Global warming is caused by a buildup of carbon dioxide and greenhouse gas emissions from factories, cars and other man-made sources.

The Intergovernmental Panel on Climate Change, a United Nations scientific advisory group, says average global temperatures rose by 1.8 degrees Fahrenheit in the 20th century. The panel predicted last year that temperatures will rise another 2 to 6 degrees by 2100.

The study projected three climate change scenarios - one with minimal increases in temperature and carbon dioxide levels, and others with moderate and severe increases. Using IPCC data, they predicted that even minimal increases will threaten 18 percent of the wildlife studied with extinction. Moderate changes posed a risk to 24 percent, while maximum changes created a 37 percent at-risk population.

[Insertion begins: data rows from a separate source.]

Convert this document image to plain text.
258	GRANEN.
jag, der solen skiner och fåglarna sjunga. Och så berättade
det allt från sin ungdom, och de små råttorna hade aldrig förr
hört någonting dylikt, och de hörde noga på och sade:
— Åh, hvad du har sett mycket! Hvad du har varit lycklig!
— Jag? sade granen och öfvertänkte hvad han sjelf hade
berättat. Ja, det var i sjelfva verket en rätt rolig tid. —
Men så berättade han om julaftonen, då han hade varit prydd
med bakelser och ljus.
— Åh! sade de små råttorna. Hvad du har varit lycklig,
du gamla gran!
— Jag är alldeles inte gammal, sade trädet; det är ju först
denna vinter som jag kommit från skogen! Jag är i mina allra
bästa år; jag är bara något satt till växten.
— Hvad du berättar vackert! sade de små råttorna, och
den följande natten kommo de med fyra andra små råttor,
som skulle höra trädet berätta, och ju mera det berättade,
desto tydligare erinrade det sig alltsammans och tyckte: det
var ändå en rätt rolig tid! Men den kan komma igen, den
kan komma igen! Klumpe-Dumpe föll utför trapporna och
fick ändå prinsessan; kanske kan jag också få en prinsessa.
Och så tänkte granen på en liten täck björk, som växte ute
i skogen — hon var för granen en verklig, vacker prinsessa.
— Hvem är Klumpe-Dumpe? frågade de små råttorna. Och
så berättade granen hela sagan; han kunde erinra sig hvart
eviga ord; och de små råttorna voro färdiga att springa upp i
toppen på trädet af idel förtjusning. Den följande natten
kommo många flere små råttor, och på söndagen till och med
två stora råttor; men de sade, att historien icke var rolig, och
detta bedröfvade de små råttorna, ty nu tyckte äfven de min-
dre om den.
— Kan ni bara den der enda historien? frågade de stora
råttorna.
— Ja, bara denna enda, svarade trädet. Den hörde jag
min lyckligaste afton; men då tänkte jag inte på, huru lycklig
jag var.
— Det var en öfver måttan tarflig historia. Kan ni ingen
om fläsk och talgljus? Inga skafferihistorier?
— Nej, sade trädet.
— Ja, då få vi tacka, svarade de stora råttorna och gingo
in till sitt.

Hannah said researchers focused on areas that make up ecological hotspots because they have been extensively studied and data were available. Even so, he said, scientists were surprised by the impact of global warming on such a wide range of geography.

"I think we were shocked by the overall magnitude of the changes we were seeing," Hannah said.

Researchers established three years ago that habitat losses worldwide are exposing plants and animals to an increased risk of extinction.


Researchers also have implicated global warming in reducing the population of various species. Studies have shown that higher temperatures are killing toads in Costa Rica, prompting birds to nest in more northern U.S. climates, and reducing waterfowl populations in the Midwest by drying up watering holes.

"I don't think anyone would argue that climate change is having an impact - the question is how soon and how much," said Jerry Michael Melillo, co-director of the Ecosystems Center at the Marine Biological Laboratory in Woods Hole, Mass.

But experts say the Nature study is one of the first to consider the effects of a number of factors, ranging from climate change and habitat loss to the introduction of invasive species into many habitats.

"It's the synergistic effects of these things that is really quite scary," Root said.